By JOHN F. MORRISON
SGT. JOHN A. Stevenson was tense and wary as he walked slowly up the stairs to the apartment where a man armed with a rifle, pistol and knife had been holding cops at bay for hours.
After a visit by the only cop the man, Charles Balster, 48, said he trusted, Detective Frank Flood, he had agreed to Flood’s suggestion that he provide coffee for the officers waiting below.
It was Stevenson’s job to go up the stairs and retrieve the coffee, which was set out on a tray outside the apartment door.
But Stevenson had something else on his mind besides coffee. How was he going to get this dangerous guy before he hurt someone? Balster had already fired several shots at officers.
Stevenson bent down and picked up the tray, the desperate man standing over him, holding his rifle, the pistol in his belt.
Then, Stevenson saw his opportunity. Balster looked away, just for an instant, and Stevenson dropped the tray and jumped him. The man managed to jam his rifle into the officer’s chest and pull the trigger, but it didn’t fire. A cartridge had become stuck in the chamber.
Other officers, including then-Capt. Frank Rizzo, thundered up the stairs and jumped on the gunman, disarming and handcuffing him.
The drama the night of Jan. 14, 1959, was featured on the TV show, “Lawbreakers,” hosted by Lee Marvin. But, oddly, the segment was never shown in Philadelphia.
John Stevenson, the epitome of the handsome, Irish cop, who came from a family of cops, a Navy veteran of World War II, and devoted father and grandfather, died Sunday. He was 87 and lived in South Philadelphia.
In a strange twist of fate, Stevenson, who had served many years with Rizzo on the force, including the highway patrol, collapsed and died outside the building on Walnut Street near 15th where Rizzo had collapsed and died while running for another term as mayor on July 16, 1991.

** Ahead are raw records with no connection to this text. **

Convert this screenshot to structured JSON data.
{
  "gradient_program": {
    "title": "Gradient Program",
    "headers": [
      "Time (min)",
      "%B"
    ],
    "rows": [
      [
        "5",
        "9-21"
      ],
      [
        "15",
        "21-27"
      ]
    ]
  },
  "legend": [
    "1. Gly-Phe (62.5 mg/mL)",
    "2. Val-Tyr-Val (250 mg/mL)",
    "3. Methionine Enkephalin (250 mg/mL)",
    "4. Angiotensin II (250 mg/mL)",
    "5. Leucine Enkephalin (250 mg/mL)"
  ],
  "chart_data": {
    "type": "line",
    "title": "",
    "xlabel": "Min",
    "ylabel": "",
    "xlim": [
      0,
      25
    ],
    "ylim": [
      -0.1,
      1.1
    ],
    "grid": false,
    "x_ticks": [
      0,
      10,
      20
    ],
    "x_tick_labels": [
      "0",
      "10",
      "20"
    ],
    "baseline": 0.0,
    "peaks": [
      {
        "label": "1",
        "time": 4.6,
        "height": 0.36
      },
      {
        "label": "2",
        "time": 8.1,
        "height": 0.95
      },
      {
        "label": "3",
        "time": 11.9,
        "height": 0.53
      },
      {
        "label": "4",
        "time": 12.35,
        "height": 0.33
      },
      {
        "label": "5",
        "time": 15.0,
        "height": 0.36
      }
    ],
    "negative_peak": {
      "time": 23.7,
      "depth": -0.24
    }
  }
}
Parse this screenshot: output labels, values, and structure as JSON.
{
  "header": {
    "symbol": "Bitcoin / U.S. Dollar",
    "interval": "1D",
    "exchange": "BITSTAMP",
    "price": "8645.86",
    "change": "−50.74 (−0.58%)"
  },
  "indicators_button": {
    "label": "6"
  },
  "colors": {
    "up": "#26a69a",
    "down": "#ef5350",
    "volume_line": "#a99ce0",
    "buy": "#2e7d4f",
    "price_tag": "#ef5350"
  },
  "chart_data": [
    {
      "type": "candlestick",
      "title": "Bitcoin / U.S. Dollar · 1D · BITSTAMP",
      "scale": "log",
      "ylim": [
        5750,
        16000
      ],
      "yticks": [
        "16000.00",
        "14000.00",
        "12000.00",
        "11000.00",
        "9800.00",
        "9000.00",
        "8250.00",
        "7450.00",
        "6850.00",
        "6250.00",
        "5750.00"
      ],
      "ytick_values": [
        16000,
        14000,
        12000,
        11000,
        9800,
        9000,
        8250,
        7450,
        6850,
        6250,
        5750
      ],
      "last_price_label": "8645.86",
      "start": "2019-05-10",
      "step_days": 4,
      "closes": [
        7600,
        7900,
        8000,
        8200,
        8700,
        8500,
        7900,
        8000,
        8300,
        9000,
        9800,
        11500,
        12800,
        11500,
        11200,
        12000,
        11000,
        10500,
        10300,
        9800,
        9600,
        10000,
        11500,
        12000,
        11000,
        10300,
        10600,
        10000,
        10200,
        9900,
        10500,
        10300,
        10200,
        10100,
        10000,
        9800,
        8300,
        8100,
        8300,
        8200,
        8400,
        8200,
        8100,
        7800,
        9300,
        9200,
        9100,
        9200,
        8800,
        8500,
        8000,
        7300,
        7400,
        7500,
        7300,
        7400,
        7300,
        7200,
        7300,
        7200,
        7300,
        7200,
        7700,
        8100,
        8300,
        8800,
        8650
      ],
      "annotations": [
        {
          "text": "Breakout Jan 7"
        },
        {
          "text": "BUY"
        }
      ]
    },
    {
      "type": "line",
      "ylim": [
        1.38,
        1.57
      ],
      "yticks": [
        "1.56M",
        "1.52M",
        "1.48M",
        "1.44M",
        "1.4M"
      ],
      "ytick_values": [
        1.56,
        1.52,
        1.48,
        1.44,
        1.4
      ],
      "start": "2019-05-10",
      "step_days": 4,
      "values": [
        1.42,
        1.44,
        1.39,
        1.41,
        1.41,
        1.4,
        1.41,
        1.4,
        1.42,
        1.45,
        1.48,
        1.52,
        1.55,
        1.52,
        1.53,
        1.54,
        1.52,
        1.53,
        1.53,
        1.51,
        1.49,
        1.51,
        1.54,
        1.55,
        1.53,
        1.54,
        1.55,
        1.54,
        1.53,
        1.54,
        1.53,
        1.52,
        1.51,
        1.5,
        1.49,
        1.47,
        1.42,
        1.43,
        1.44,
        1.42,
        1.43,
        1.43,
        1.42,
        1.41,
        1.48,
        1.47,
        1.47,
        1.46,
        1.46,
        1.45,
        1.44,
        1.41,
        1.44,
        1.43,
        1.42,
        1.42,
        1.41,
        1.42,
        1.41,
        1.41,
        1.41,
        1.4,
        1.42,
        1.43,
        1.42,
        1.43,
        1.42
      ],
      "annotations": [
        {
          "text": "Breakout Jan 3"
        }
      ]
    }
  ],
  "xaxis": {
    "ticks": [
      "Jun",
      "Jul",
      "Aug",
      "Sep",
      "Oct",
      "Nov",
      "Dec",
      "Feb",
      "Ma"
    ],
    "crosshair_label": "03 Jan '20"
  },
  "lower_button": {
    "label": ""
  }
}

Stevenson looked like a cop, so much so that his picture, dressed in the boots and leather of the highway patrol, were used on police recruiting posters. No doubt many a young man signed up because they wanted to look like the dashing officer on the motorcycle.
During his 21-year police career, Stevenson was attacked by a knife-wielding thug who managed only to slice open his jacket, and a berserk man who burst into the police station at 20th and Federal streets and attacked officers with an axe handle. Stevenson received a fractured knee.
He retired as a lieutenant in 1971, having served as a detective in the West, East and Central Detective divisions, Major Crimes, and commanded an experimental tactical foot patrol in Center City in the mid-60s.
Stevenson was born in the Schuylkill section of South Philadelphia to John Stevenson, a cop who died of a heart attack on duty in 1930, and the former Sally McCann.
Stevenson’s formal education ended after the eighth grade at St. Anthony’s Parochial School, but he educated himself with extensive reading over his lifetime, especially books on history and biographies.
He joined the Navy shortly after the Pearl Harbor attack and served aboard the aircraft carrier USS Saratoga during some of the deadliest fighting in the South Pacific.
While on leave in 1945, he married Nan Falls.
Stevenson was proud of his Irish heritage.
“His grandfather told him, ‘Never forget the green,’ ” said one of his sons, Joseph, retired chief of the North Wildwood, N.J., police force.
Besides his wife and two sons, he is survived by four other grandchildren and four great-grandchildren.
*Services*: Funeral Mass 10 a.m. Thursday at Sacred Heart of Jesus Church, 3rd and Reed streets. Friends may call at 8:30 a.m. Burial will be in Ss. Peter and Paul Cemetery, Marple.
In lieu of flowers, contributions may be made to Sacred Heart of Jesus Church, 1404 S. 3rd St., Philadelphia, 19147.